McPhail – one half of the famed McPhail and Gadsby satirical comedy show which dominated New Zealand television in the 80s – died in the early hours of Friday morning, aged 76.
He had been living at a rest home in Merivale.
A funeral service at Christchurch's Westpark Chapel in Burnside – where McPhail helped farewell Jon Gadsby who passed away six years ago - will begin at 2pm.
Former colleagues, fellow actors and TV personalities, along with a wide group of friends and tight-knit family, including wife of 54 years Anne, are expected at the "celebration of David's life".
Close friend Peter Rowley told the Herald that today's service will be "pretty big" because McPhail was "held in such high regard by the entire country".
"Even though we knew David wasn't well, a man of such iconic stature, when he died... boom – it was still a shock," Rowley said.
"He was a pretty iconic sort of man who changed the face of comedy and TV in this country."

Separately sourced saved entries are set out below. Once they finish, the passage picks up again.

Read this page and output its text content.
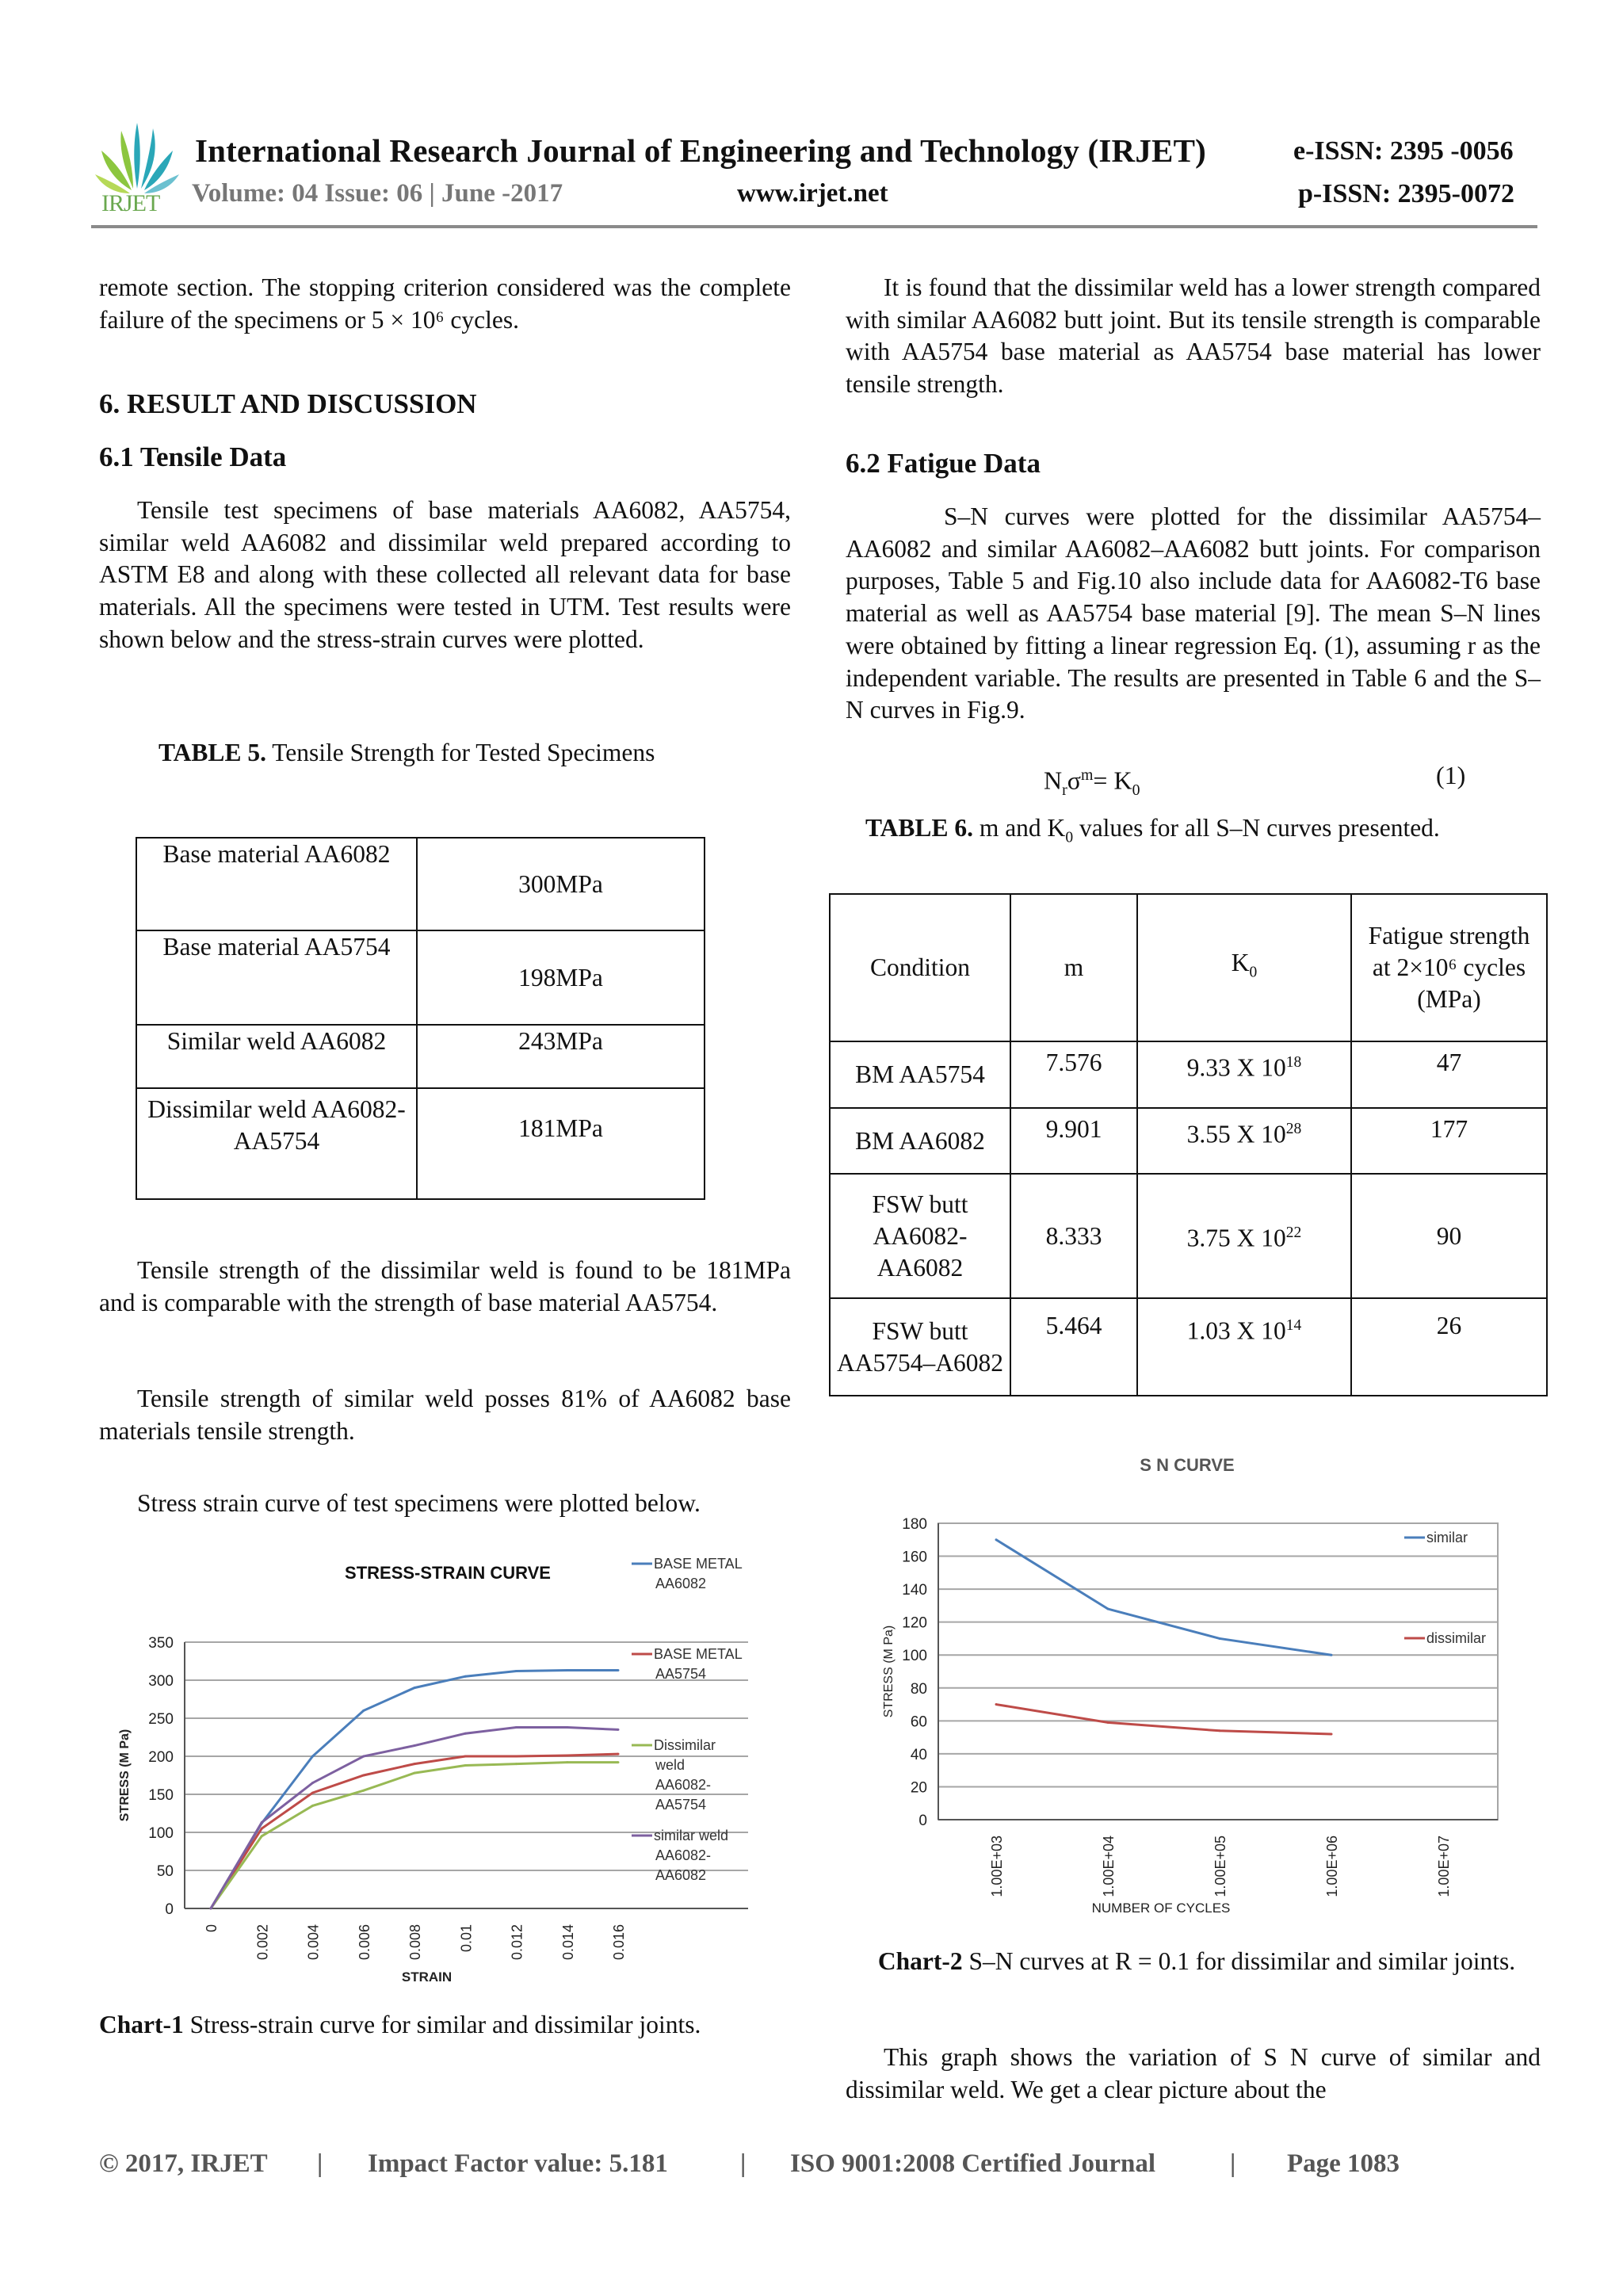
IRJET
International Research Journal of Engineering and Technology (IRJET)
Volume: 04 Issue: 06 | June -2017	www.irjet.net
e-ISSN: 2395 -0056
p-ISSN: 2395-0072
remote section. The stopping criterion considered was the complete failure of the specimens or 5 × 10⁶ cycles.
6. RESULT AND DISCUSSION
6.1 Tensile Data
Tensile test specimens of base materials AA6082, AA5754, similar weld AA6082 and dissimilar weld prepared according to ASTM E8 and along with these collected all relevant data for base materials. All the specimens were tested in UTM. Test results were shown below and the stress-strain curves were plotted.
TABLE 5. Tensile Strength for Tested Specimens
Base material AA6082	300MPa
Base material AA5754	198MPa
Similar weld AA6082	243MPa
Dissimilar weld AA6082-AA5754	181MPa
Tensile strength of the dissimilar weld is found to be 181MPa and is comparable with the strength of base material AA5754.
Tensile strength of similar weld posses 81% of AA6082 base materials tensile strength.
Stress strain curve of test specimens were plotted below.
STRESS-STRAIN CURVE
0
50
100
150
200
250
300
350
0 0.002 0.004 0.006 0.008 0.01 0.012 0.014 0.016
STRAIN
STRESS (M Pa)
BASE METAL
AA6082
BASE METAL
AA5754
Dissimilar
weld
AA6082-
AA5754
similar weld
AA6082-
AA6082
S N CURVE
0
20
40
60
80
100
120
140
160
180
1.00E+03	1.00E+04	1.00E+05	1.00E+06	1.00E+07
NUMBER OF CYCLES
STRESS (M Pa)
similar
dissimilar
Chart-1 Stress-strain curve for similar and dissimilar joints.
It is found that the dissimilar weld has a lower strength compared with similar AA6082 butt joint. But its tensile strength is comparable with AA5754 base material as AA5754 base material has lower tensile strength.
6.2 Fatigue Data
S–N curves were plotted for the dissimilar AA5754–AA6082 and similar AA6082–AA6082 butt joints. For comparison purposes, Table 5 and Fig.10 also include data for AA6082-T6 base material as well as AA5754 base material [9]. The mean S–N lines were obtained by fitting a linear regression Eq. (1), assuming r as the independent variable. The results are presented in Table 6 and the S–N curves in Fig.9.
$N_r\sigma^m= K_0$
(1)
TABLE 6. m and $K_0$ values for all S–N curves presented.
Condition	m	$K_0$	Fatigue strength at 2×10⁶ cycles (MPa)
BM AA5754	7.576	9.33 X $10^{18}$	47
BM AA6082	9.901	3.55 X $10^{28}$	177
FSW butt AA6082-AA6082	8.333	3.75 X $10^{22}$	90
FSW butt AA5754–A6082	5.464	1.03 X $10^{14}$	26
Chart-2 S–N curves at R = 0.1 for dissimilar and similar joints.
This graph shows the variation of S N curve of similar and dissimilar weld. We get a clear picture about the
© 2017, IRJET | Impact Factor value: 5.181	| ISO 9001:2008 Certified Journal	| Page 1083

The acting community immediately started posting tributes to the trailblazing satirist's death last week.
Former comedy partner Chris McVeigh QC was stunned by his close mate's sudden death, describing it as "devastating".
"It's an awful cliché sometimes, but it's dead right this time - he was one of nature's gentlemen and terribly gifted one at that," McVeigh said.
Former TVNZ staffer Rob McLaughlin said his formative years in television were shaped during the McPhail and Gadsby era.
"What halcyon days they were. I loved him as Muldoon. So spot on ... What a talented man and what a legacy he leaves."
Broadcaster Jason Gunn said he was grateful he got to meet McPhail early in his career.
"I got to watch this amazing performer on television that entertained the entire Gunn family and the nation. Then when I was 18 or 19 and started in TV I got to meet this man, David McPhail.
"I remember being so starstruck and what moved me the most is he is such a generous and genuine man.
"He took time to ask 'how are you?' And he stuck around for the answer. A real gentleman."